Shorten your cover letter. Trust me, it’s too long. And most university students can probably fit a resume onto one page. Definitely don’t go more than two. Don’t.
Don’t do a masters degree right away. Even if you want to go into academia. If you’re worried about your job prospects after an undergrad, getting a masters degree won’t get you any further ahead, you’ll just have spent more money. Choose a masters degree once you have some relevant work and life experience that you bring into a learning environment. You will benefit and so will your classmates. Do a masters degree because of personal interest in learning, or to learn from specific people and classmates. And once you get your footing in the non-academic world, you might find that a masters degree isn’t actually what you need and want. I did an MBA after 5 years experience (and did it while continuing to work full time), and I’m glad I had the perspective of professional work experience.
Look at your resume and cover letter from a few feet away.
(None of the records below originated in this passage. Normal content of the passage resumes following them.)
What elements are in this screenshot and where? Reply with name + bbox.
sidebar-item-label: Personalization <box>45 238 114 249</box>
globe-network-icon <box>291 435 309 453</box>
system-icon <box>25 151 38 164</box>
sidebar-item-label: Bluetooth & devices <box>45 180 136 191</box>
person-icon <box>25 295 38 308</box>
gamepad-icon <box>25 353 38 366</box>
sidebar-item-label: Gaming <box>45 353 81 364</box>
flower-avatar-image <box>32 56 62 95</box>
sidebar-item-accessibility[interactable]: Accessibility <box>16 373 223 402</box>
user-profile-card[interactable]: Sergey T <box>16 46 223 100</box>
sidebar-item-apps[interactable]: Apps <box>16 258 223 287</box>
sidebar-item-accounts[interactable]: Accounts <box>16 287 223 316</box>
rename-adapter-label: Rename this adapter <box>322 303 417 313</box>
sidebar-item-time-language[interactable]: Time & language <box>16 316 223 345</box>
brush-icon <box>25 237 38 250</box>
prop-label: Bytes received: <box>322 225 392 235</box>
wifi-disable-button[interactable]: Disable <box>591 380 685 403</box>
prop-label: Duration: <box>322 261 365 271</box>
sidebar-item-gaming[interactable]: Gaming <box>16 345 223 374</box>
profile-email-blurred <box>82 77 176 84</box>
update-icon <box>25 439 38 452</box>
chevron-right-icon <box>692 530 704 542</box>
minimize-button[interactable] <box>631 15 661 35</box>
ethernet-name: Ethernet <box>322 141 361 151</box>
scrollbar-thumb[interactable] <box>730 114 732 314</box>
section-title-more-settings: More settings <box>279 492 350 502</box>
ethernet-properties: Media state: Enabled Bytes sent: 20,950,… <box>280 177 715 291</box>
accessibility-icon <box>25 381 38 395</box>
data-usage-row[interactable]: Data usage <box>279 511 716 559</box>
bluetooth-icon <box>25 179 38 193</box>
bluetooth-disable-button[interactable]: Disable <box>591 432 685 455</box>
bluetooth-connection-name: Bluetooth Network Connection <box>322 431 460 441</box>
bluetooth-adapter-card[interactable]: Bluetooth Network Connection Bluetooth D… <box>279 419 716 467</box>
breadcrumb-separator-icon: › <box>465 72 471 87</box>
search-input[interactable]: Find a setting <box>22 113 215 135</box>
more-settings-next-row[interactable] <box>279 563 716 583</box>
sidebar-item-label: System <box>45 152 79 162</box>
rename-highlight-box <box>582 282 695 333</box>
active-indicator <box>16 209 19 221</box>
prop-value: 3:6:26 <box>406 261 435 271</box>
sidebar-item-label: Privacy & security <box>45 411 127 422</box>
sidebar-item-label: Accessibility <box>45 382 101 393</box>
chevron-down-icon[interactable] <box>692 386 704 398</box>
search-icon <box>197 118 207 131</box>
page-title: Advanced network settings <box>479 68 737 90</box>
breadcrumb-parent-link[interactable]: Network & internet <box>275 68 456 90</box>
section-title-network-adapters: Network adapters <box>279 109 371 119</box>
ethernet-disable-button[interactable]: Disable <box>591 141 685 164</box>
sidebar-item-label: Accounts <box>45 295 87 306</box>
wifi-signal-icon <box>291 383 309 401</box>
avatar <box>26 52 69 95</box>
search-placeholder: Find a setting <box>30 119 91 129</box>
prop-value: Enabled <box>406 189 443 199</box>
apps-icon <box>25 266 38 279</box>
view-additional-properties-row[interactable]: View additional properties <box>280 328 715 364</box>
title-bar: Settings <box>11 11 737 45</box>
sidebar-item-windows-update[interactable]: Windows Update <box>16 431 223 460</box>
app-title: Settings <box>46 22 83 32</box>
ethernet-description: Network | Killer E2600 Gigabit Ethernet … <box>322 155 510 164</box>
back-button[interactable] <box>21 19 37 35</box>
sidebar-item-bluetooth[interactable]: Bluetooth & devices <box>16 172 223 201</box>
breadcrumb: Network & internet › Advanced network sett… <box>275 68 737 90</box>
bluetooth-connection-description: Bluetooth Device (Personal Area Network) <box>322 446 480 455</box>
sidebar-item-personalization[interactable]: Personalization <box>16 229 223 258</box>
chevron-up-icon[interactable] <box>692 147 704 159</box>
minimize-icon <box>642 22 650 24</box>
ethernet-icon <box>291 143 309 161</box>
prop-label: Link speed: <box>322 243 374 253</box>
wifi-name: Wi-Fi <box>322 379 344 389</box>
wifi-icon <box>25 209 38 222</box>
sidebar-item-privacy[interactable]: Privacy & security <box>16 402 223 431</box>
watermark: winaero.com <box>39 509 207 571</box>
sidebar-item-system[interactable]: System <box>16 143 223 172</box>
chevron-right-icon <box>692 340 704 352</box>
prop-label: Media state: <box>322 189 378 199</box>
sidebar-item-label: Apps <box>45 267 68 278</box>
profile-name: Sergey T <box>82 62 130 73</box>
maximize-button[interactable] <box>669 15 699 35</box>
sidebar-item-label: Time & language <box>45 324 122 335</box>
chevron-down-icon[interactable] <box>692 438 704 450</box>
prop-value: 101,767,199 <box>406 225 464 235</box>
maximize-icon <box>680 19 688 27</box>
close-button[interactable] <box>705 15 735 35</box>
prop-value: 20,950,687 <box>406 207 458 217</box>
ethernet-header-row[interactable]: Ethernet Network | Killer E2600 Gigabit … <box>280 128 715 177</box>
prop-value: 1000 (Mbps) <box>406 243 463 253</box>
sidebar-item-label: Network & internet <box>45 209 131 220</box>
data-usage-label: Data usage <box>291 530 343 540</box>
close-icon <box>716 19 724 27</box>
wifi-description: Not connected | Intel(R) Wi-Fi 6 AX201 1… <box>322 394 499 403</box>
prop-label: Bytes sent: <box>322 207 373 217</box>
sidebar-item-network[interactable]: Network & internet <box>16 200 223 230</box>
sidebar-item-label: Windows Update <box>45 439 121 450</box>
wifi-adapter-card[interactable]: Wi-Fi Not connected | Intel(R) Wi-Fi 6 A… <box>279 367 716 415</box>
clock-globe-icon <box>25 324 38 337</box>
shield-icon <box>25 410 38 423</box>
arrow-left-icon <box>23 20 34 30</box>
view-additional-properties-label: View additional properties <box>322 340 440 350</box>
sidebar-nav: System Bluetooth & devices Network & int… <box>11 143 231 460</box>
Can you distinguish different sections? Does it look pretty? Fix it until it does. Don’t use Arial or Times New Roman. Or Comic Sans.
Always pay attention to what interests you. A workshop caught your eye? A person interest you? A book draws you in? A topic got you talking? Even if you don’t know where you want to go in your career, pay attention to your attention, and keep moving forward and seeking out experiences.
While in university, take advantage of the free/organized resources and services and experiences at your fingertips. The world outside university is not as supportive. Join clubs, do co-op, do exchanges, take workshops, run for your student association, volunteer for a variety of experiences. If you keep your head down and graduate as soon as you can, you’ll find yourself with less experience of interest for prospective employers, and less self awareness of what drives you and what you’re good at. One or even two extra years will be a benefit, not a cost.
If everything is easy for you, and you always hear yes, you aren’t taking enough risks. See every opportunity as one of a series of small risks. Many will pay off. Some won’t, but in the long run you’ll come out ahead.
Interview senior people in fields/organizations that interest you while still in university. When it’s clear you’re not currently looking for a job, it’s easier to set up informational interviews to learn from and to be inspired by others. Senior folks are more open to students than they are youngish professionals.
Never stop learning. Read. Listen to podcasts. Watch documentaries. Talk with other smart people. It will make you smarter and more interesting and bring you joy.